BIY AD

21 Nisan 2011 Perşembe

Kısa Kısa: Spurs 1 - Grizzlies 1

Biliyorum pek yazamadım birkaç gündür. Ama maç kaçırmamak (galiba sadece 3 maç izleyemedim toplam playofflar'da) üstüne gün içindeki diğer işleri halledip bir de yazı yazmak pek zor oluyor... Neyse dönelim serimize.

Seri Memphis'e giderken, Grizzlies maç çaldığı için avantajlı gözüküyor. Ancak şöyle bir istatistiğe sahip Spurs. Son 3 şampiyonluğunda da evinde ilk maçı kaybettikten sonra açıldılar ve kupaya yürüdüler... Tamam yani bu sezon da şampiyon olacaklar kesin. Ama önce şu Grizzlies'i bir sağ sağlim geçmeleri lazım. Popovich ilk maçta kardeş Gasol'e teslim olunca, bu sefer savunmada herkesi boyalı alana doluşturdu. Dış şutları risk ettiler yani. Grizzlies NBA'in en kötü üçlük atan takımlarından biri olduğu için bu taktik tuttu ve muhtemelen de serinin geri kalanında etkili olacaklar bu şekilde. Ama Grizzlies en az 1 maç daha alacaktır diye düşünüyorum, çünkü içeride şaka gibi bir fiziksel avantajları var. Randolph ile Gasol ile eşleşebilecek sadece Duncan var. Hani mesela Lakers'a karşı da çok kısa kalıyorlar ama Blair, McDyess itiş kakıştan kaçınmayıp sertlik uyguladıkları zaman biraz başa çıkabiliyorlar. Gasol ile Randolph öyle değiller ki, yılmıyorlar. Hatta tam tersi yıldırıyorlar rakibi. İlk maçta Manu yokken Parker'ın şutlarını bozmayı başarmıştı Grizzlies ama Manu'nun parkede olması bile yetiyor Spurs için. Herkese yeni penetre yolları, boşluklar açılıyor. En önemlisi iki yerine üç tane skor opsiyonu oluyor oyunda.
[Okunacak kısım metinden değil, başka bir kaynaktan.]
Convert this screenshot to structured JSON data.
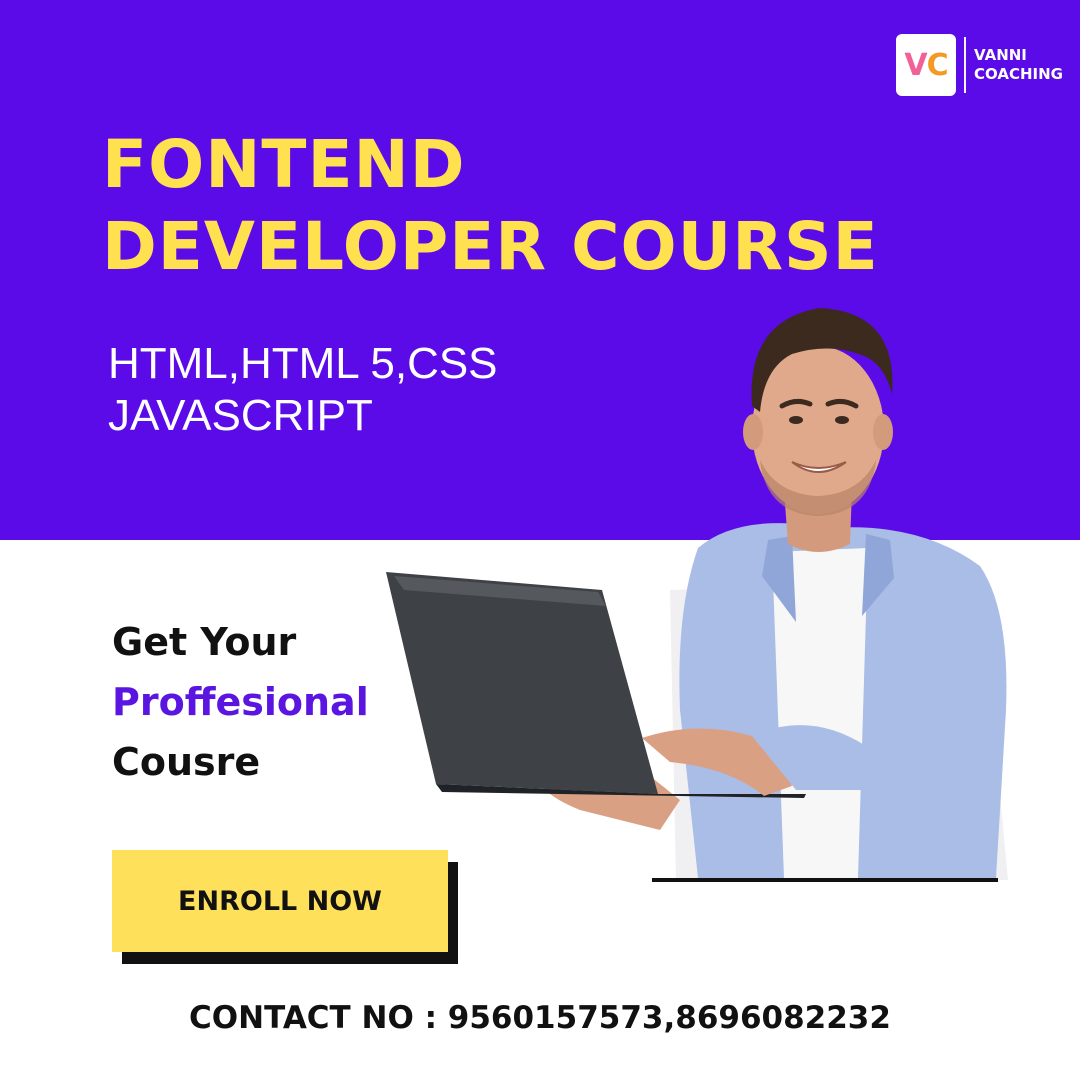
{
  "brand": {
    "badge_letters": {
      "v": "V",
      "c": "C"
    },
    "name_line1": "VANNI",
    "name_line2": "COACHING",
    "badge_colors": {
      "v": "#f2609a",
      "c": "#f39a24"
    }
  },
  "headline": {
    "line1": "FONTEND",
    "line2": "DEVELOPER COURSE"
  },
  "tech": {
    "line1": "HTML,HTML 5,CSS",
    "line2": "JAVASCRIPT"
  },
  "tagline": {
    "line1": "Get Your",
    "line2": "Proffesional",
    "line3": "Cousre"
  },
  "cta": {
    "label": "ENROLL NOW"
  },
  "contact": {
    "text": "CONTACT NO : 9560157573,8696082232"
  },
  "colors": {
    "primary": "#5a0be8",
    "headline": "#ffe14f",
    "button": "#ffe05b",
    "accent_text": "#5a16e0"
  },
  "illustration": {
    "icon": "person-with-laptop-icon"
  }
}
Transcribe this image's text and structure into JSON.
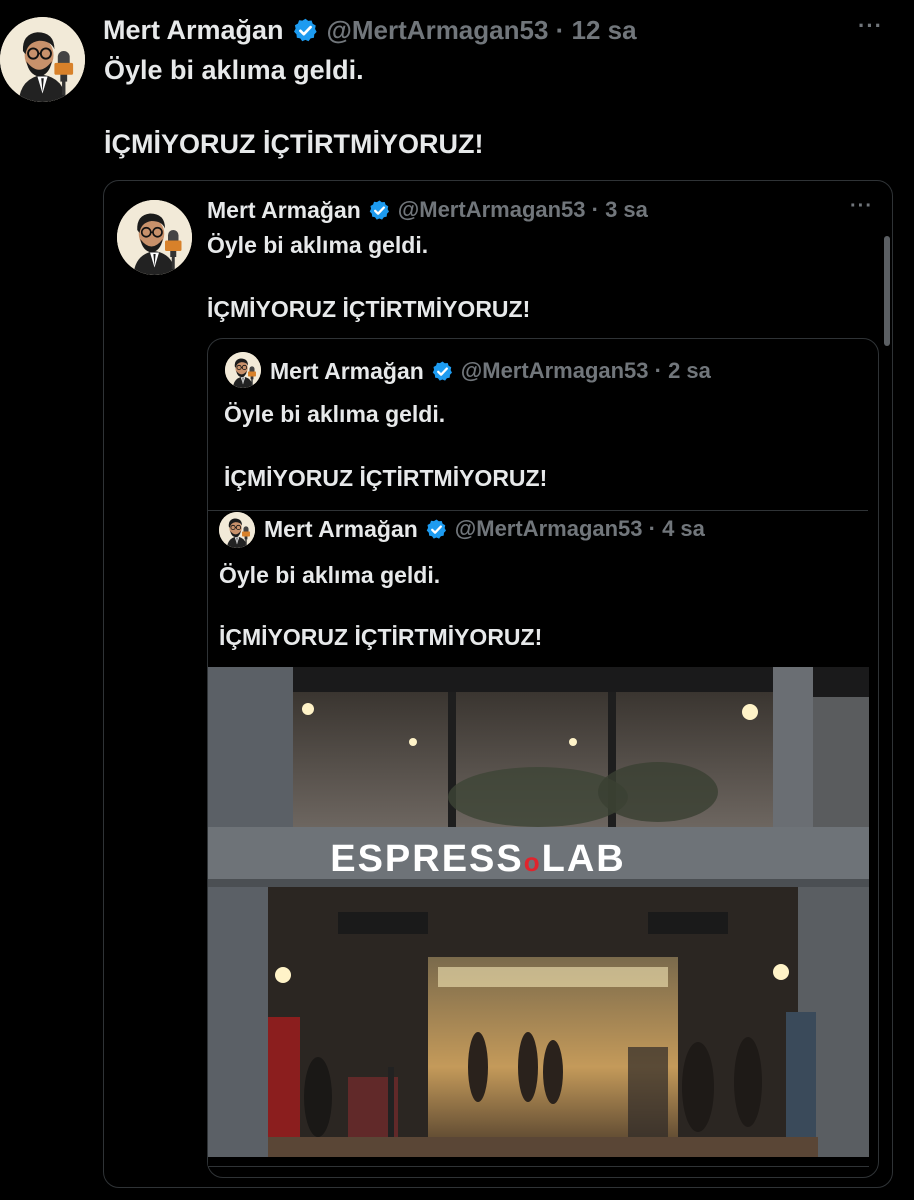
{
  "tweet": {
    "author_name": "Mert Armağan",
    "handle_time": "@MertArmagan53 · 12 sa",
    "line1": "Öyle bi aklıma geldi.",
    "line2": "İÇMİYORUZ İÇTİRTMİYORUZ!",
    "more": "···"
  },
  "quote1": {
    "author_name": "Mert Armağan",
    "handle_time": "@MertArmagan53 · 3 sa",
    "line1": "Öyle bi aklıma geldi.",
    "line2": "İÇMİYORUZ İÇTİRTMİYORUZ!",
    "more": "···"
  },
  "quote2": {
    "author_name": "Mert Armağan",
    "handle_time": "@MertArmagan53 · 2 sa",
    "line1": "Öyle bi aklıma geldi.",
    "line2": "İÇMİYORUZ İÇTİRTMİYORUZ!"
  },
  "quote3": {
    "author_name": "Mert Armağan",
    "handle_time": "@MertArmagan53 · 4 sa",
    "line1": "Öyle bi aklıma geldi.",
    "line2": "İÇMİYORUZ İÇTİRTMİYORUZ!"
  },
  "photo": {
    "sign": "ESPRESSOLAB",
    "sign_left": "ESPRESS",
    "sign_o": "o",
    "sign_right": "LAB"
  },
  "colors": {
    "background": "#000000",
    "text": "#e7e9ea",
    "muted": "#71767b",
    "verified": "#1d9bf0",
    "border": "#2f3336"
  },
  "icons": {
    "verified": "verified-badge-icon",
    "more": "more-options-icon"
  }
}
Spurs 4-2 veya 4-3 alacakmış gibi duruyor seriyi hala, tabii Grizzlies kendini aşıp birkaç maç çılgınlar gibi üçlük sokmazsa...

4 FARKLI FIKIR:

mucho dedi ki...

Rudy Gay olsaydı tamam bir süpriz gelebilir diyebilirdik ama Memphis'in yedekleri çok kısıtlı durumda. Birde tecrübe diye bir faktor var, ne nerde nasıl yapılması gerekiyorsa Popovich yapıyor. 4-2 Spurs diyorum.

Adsız dedi ki...

Lakers'in bu halini görünce acaba Memphis niye sezon sonu yattik diyor mudur?

Rukawa dedi ki...

Öncelikle şunu belirtmek isterim, sormak üzere olduğum soru eleştiri amaçlı değil. "Biliyorum pek yazamadım birkaç gündür. Ama maç kaçırmamak (galiba sadece 3 maç izleyemedim toplam playofflar'da) üstüne gün içindeki diğer işleri halledip bir de yazı yazmak pek zor oluyor... Neyse dönelim serimize." Yazının bu giriş kısmını okuduğumda sizin maçları izlerken zevk almak için değil daha çok bu bloğa yazmak suretiyle analiz etmek için izlediğinizi düşündüm. Yanlış anlamayın her iki durum için de söyleyebileceğim tek bir olumsuz söz yok fakat eminim ki siz konyalıportlanlılar yazarları basketbol izlemeye bu işi eğlenceli gördüğünüz için başlamışsınızdır. Zamanla birçok insanın takip ettiği bu blogda yazmak sizin için bir zorunluluk haline gelmiş olabilir. İşte sorum şu: Bir maçı izlemeye başlarken hangisi önce geliyor? Çocukluktan başlayan ve alışkanlığa dönüşen basketbol (spesipikleştirirsek NBA) sevgisi mi yoksa; bloğu devam ettirme zorunluluğu mu? Dediğim gibi sadece meraktan :) Bu arada tabii ki cevap vermek zorunda değilsiniz

sabonis dedi ki...

Son 15 senenin 13'ünde playofflar'ı takip ettim, blog ise 2 senedir var sadece. Sadece blog için izliyor olsam her maç sonrası açıp blog'a yazarım. Gerçi vaktim olmuyor o ayrı konu.